Weiser and law enforcement partners released two public service announcements February first, highlighting the importance of responsible gun ownership by safely storing guns to limit theft and misuse.
“Across the state, law enforcement professionals know that responsible and safe gun storage saves lives,” Weiser said. “Together, building off of a model developed by the Larimer County Juvenile Gun Safety coalion, we encourage Colorado gun owners to safely secure their firearms. Securing firearms appropriately means that they can’t be stolen or misused by persons—especially children —who should have no access to them. In Colorado, we are dedicated to looking out for our neighbors and taking responsibility; safe storage of firearms is a part of that tradition.”

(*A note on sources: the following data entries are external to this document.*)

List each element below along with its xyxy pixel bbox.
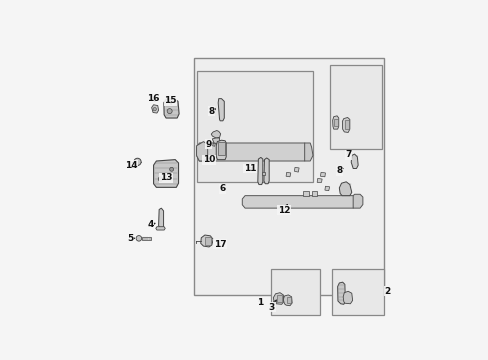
Polygon shape (304, 143, 312, 161)
Bar (311, 191, 316, 196)
Polygon shape (294, 167, 299, 172)
Polygon shape (200, 235, 213, 247)
Bar (276, 295, 282, 302)
Text: 2: 2 (384, 287, 390, 296)
Polygon shape (163, 99, 179, 118)
Text: 17: 17 (213, 240, 226, 249)
Text: 5: 5 (127, 234, 134, 243)
Bar (329, 66, 382, 149)
Polygon shape (196, 141, 207, 161)
Circle shape (136, 235, 142, 241)
Polygon shape (273, 293, 284, 304)
Polygon shape (332, 116, 338, 129)
Text: 16: 16 (147, 94, 160, 103)
Bar (286, 297, 290, 303)
Circle shape (153, 108, 156, 111)
Bar (344, 120, 348, 129)
Polygon shape (352, 194, 362, 208)
Bar (332, 269, 383, 315)
Text: 1: 1 (257, 298, 263, 307)
Polygon shape (317, 179, 322, 183)
Polygon shape (283, 295, 292, 306)
Circle shape (167, 109, 172, 114)
Polygon shape (196, 143, 309, 161)
Polygon shape (212, 143, 215, 146)
Bar (262, 172, 264, 175)
Polygon shape (324, 186, 329, 191)
Polygon shape (320, 172, 325, 177)
Text: 14: 14 (124, 161, 137, 170)
Polygon shape (158, 208, 163, 229)
Text: 4: 4 (147, 220, 154, 229)
Polygon shape (350, 154, 357, 168)
Text: 12: 12 (277, 206, 289, 215)
Text: 7: 7 (345, 150, 351, 159)
Polygon shape (151, 105, 158, 113)
Polygon shape (337, 282, 345, 304)
Text: 9: 9 (205, 140, 211, 149)
Bar (193, 58, 383, 296)
Text: 8: 8 (336, 166, 342, 175)
Polygon shape (339, 182, 351, 195)
Text: 6: 6 (219, 184, 225, 193)
Circle shape (134, 158, 141, 166)
Bar (196, 71, 312, 182)
Polygon shape (153, 159, 178, 187)
Polygon shape (343, 291, 352, 304)
Text: 8: 8 (208, 107, 215, 116)
Text: 11: 11 (244, 164, 256, 173)
Polygon shape (342, 117, 349, 132)
Circle shape (158, 177, 163, 181)
Polygon shape (216, 140, 226, 159)
Polygon shape (218, 99, 224, 121)
Bar (142, 237, 150, 240)
Polygon shape (156, 227, 165, 230)
Bar (271, 269, 319, 315)
Polygon shape (264, 158, 268, 184)
Polygon shape (211, 131, 220, 138)
Text: 13: 13 (160, 173, 172, 182)
Bar (334, 118, 337, 126)
Polygon shape (212, 138, 219, 144)
Polygon shape (242, 195, 355, 208)
Text: 10: 10 (203, 155, 215, 164)
Bar (218, 142, 224, 156)
Polygon shape (257, 157, 262, 185)
Text: 3: 3 (268, 303, 275, 312)
Bar (204, 237, 210, 245)
Circle shape (169, 167, 173, 171)
Text: 15: 15 (163, 96, 176, 105)
Bar (303, 191, 309, 196)
Polygon shape (285, 172, 290, 177)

The public service announcements focus on securing firearms safely—particularly by not leaving unlocked firearms in cars and by using safe storage devices indoors whenever not in use. Hundredsof unsecured firearms are stolen from vehicles each year, and reports indicate that vehicle thefts are on the rise in Colorado.
According to Larimer County Sheriff Justin Smith, between 2016 and 2019, more than 800 firearms were stolen from homes and cars in Larimer County, many of which were left in unlocked cars or improperly secured in homes.

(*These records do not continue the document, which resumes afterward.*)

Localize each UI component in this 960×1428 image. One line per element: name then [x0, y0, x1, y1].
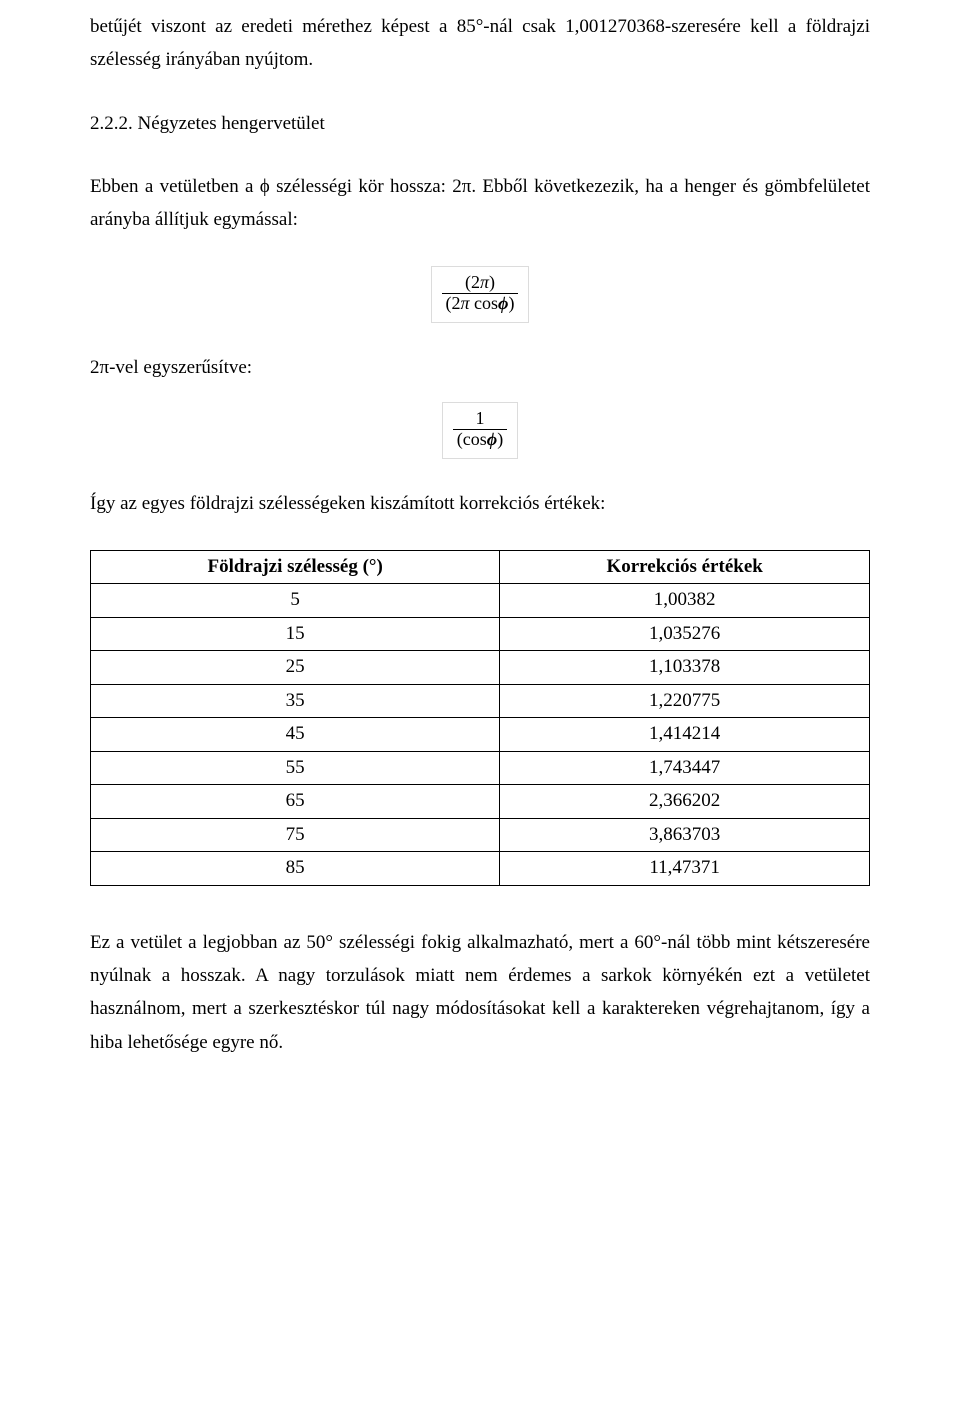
cell-val: 2,366202	[500, 785, 870, 819]
table-row: 25 1,103378	[91, 651, 870, 685]
cell-lat: 85	[91, 852, 500, 886]
formula-2: 1 (cosϕ)	[442, 402, 518, 459]
cell-val: 11,47371	[500, 852, 870, 886]
table-header-row: Földrajzi szélesség (°) Korrekciós érték…	[91, 550, 870, 584]
table-row: 35 1,220775	[91, 684, 870, 718]
col-header-lat: Földrajzi szélesség (°)	[91, 550, 500, 584]
formula-1: (2π) (2π cosϕ)	[431, 266, 530, 323]
paragraph-intro: betűjét viszont az eredeti mérethez képe…	[90, 10, 870, 77]
cell-lat: 25	[91, 651, 500, 685]
correction-table: Földrajzi szélesség (°) Korrekciós érték…	[90, 550, 870, 886]
cell-val: 1,00382	[500, 584, 870, 618]
table-row: 65 2,366202	[91, 785, 870, 819]
table-row: 15 1,035276	[91, 617, 870, 651]
cell-val: 1,103378	[500, 651, 870, 685]
cell-val: 1,414214	[500, 718, 870, 752]
cell-lat: 55	[91, 751, 500, 785]
paragraph-vetulet: Ebben a vetületben a ϕ szélességi kör ho…	[90, 170, 870, 237]
heading-2-2-2: 2.2.2. Négyzetes hengervetület	[90, 107, 870, 140]
cell-lat: 15	[91, 617, 500, 651]
col-header-val: Korrekciós értékek	[500, 550, 870, 584]
paragraph-table-intro: Így az egyes földrajzi szélességeken kis…	[90, 487, 870, 520]
paragraph-conclusion: Ez a vetület a legjobban az 50° szélessé…	[90, 926, 870, 1059]
cell-val: 3,863703	[500, 818, 870, 852]
table-row: 45 1,414214	[91, 718, 870, 752]
cell-val: 1,035276	[500, 617, 870, 651]
cell-lat: 45	[91, 718, 500, 752]
table-row: 55 1,743447	[91, 751, 870, 785]
cell-lat: 75	[91, 818, 500, 852]
cell-lat: 5	[91, 584, 500, 618]
formula-2-block: 1 (cosϕ)	[90, 402, 870, 459]
cell-lat: 65	[91, 785, 500, 819]
formula-1-block: (2π) (2π cosϕ)	[90, 266, 870, 323]
table-row: 5 1,00382	[91, 584, 870, 618]
cell-lat: 35	[91, 684, 500, 718]
paragraph-simplify: 2π-vel egyszerűsítve:	[90, 351, 870, 384]
table-row: 75 3,863703	[91, 818, 870, 852]
cell-val: 1,220775	[500, 684, 870, 718]
cell-val: 1,743447	[500, 751, 870, 785]
table-row: 85 11,47371	[91, 852, 870, 886]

“Coloradans can all agree—responsible firearms ownership is important to community safety,” Smith said. “After two teenage deaths in the county were linked to stolen firearms, we were compelled to prevent such tragedies from occurring in the future and formed a county-wide coalition to promote responsible ownership and safe storage of firearms. The Colorado Attorney General’s Office took notice and offered to expand that safe storage and responsible ownership campaign statewide. We are proud to be a part of that effort.”
Youth gun violence is also on the rise. Dr. Emmy Betz, associate professor of emergency medicine and director of the Firearm Injury Prevention Initiative at the University of Colorado School of Medicine, says keeping firearms secure is a vital to prevent child deaths.
“As a parent, keeping my kids healthy and safe means everything to me,” she said. “Sadly, as an ER doctor and researcher, I know that each year around 100 youth in Colorado die by suicide.
Adolescence is a roller coaster of emotions and impulsive behavior, so even a teen who knows how to safely handle a firearm can be at risk of suicide on a bad day. That’s why it’s so important that parents with firearms keep them locked up and inaccessible to kids and teens when unsupervised.”
The Colorado Attorney General’s Office partnered with the following on this initiative:
District Attorney Michael Dougherty, 20th Judicial District; Boulder County Sheriff Joe Pelle; Douglas County Sheriff Tony Spurlock; District Attorney Christian Champagne, 6th Judicial District; La Plata County Sheriff Sean Smith; District Attorney Gordon McLaughlin, 8th Judicial District; Larimer County Sheriff Justin Smith; Larimer County Director of Criminal Justice Services Emily Humphrey; Cliff Reidel, former district attorney, 8th Judicial District; District Attorney Dan Rubenstein, 21st Judicial District; Mesa County Sheriff Matt Lewis; Ouray County Sheriff Justin Perry; and Dr. Emmy Betz.